Whilst the Forensic DNA analysis primer covers an established scientific technique used widely as evidence in UK courts and many courts around the world, the Forensic gait analysis primer considers a young, relatively new form of evidence in the UK criminal courts and advises that the scientific evidence supporting CCTV gait analysis is “currently extremely limited”.
Future primers on the topics of statistics and the physics of vehicle collisions are planned.

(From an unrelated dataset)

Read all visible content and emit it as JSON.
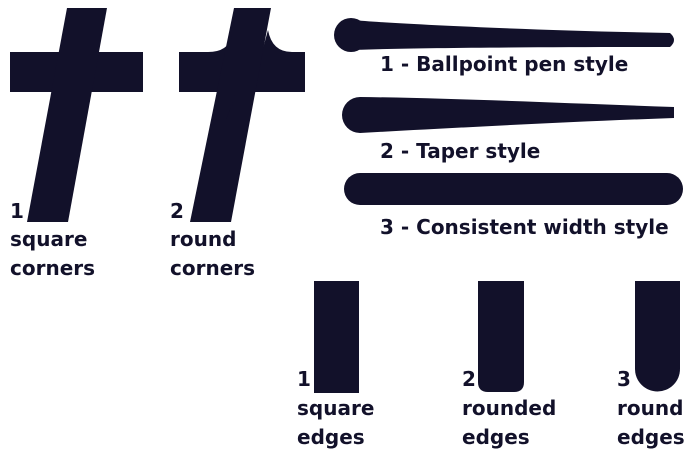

Hard copies of the primers will be distributed to courts in England and Wales, Scotland and Northern Ireland through the Judicial College, the Judicial Institute, and the Judicial Studies Board for Northern Ireland.
Notes to Editors
The Royal Society is a self-governing Fellowship of many of the world’s most distinguished scientists drawn from all areas of science, engineering, and medicine. The Society’s fundamental purpose, reflected in its founding Charters of the 1660s, is to recognise, promote, and support excellence in science and to encourage the development and use of science for the benefit of humanity.
The Society’s strategic priorities are:
- Promoting excellence in science
- Supporting international collaboration
- Demonstrating the importance of science to everyone
Follow The Royal Society on Twitter (@royalsociety) or on Facebook (facebook.com/theroyalsociety).
The Royal Society of Edinburgh is a leading educational charity which operates on an independent and non-party-political basis to provide public benefit throughout Scotland. Established by Royal Charter in 1783 by key proponents of the Scottish Enlightenment, the RSE now has over 1600 Fellows from a wide range of disciplines. The work of the RSE includes awarding research funding, leading on major inquiries, informing public policy and delivering events across Scotland to inspire knowledge and learning.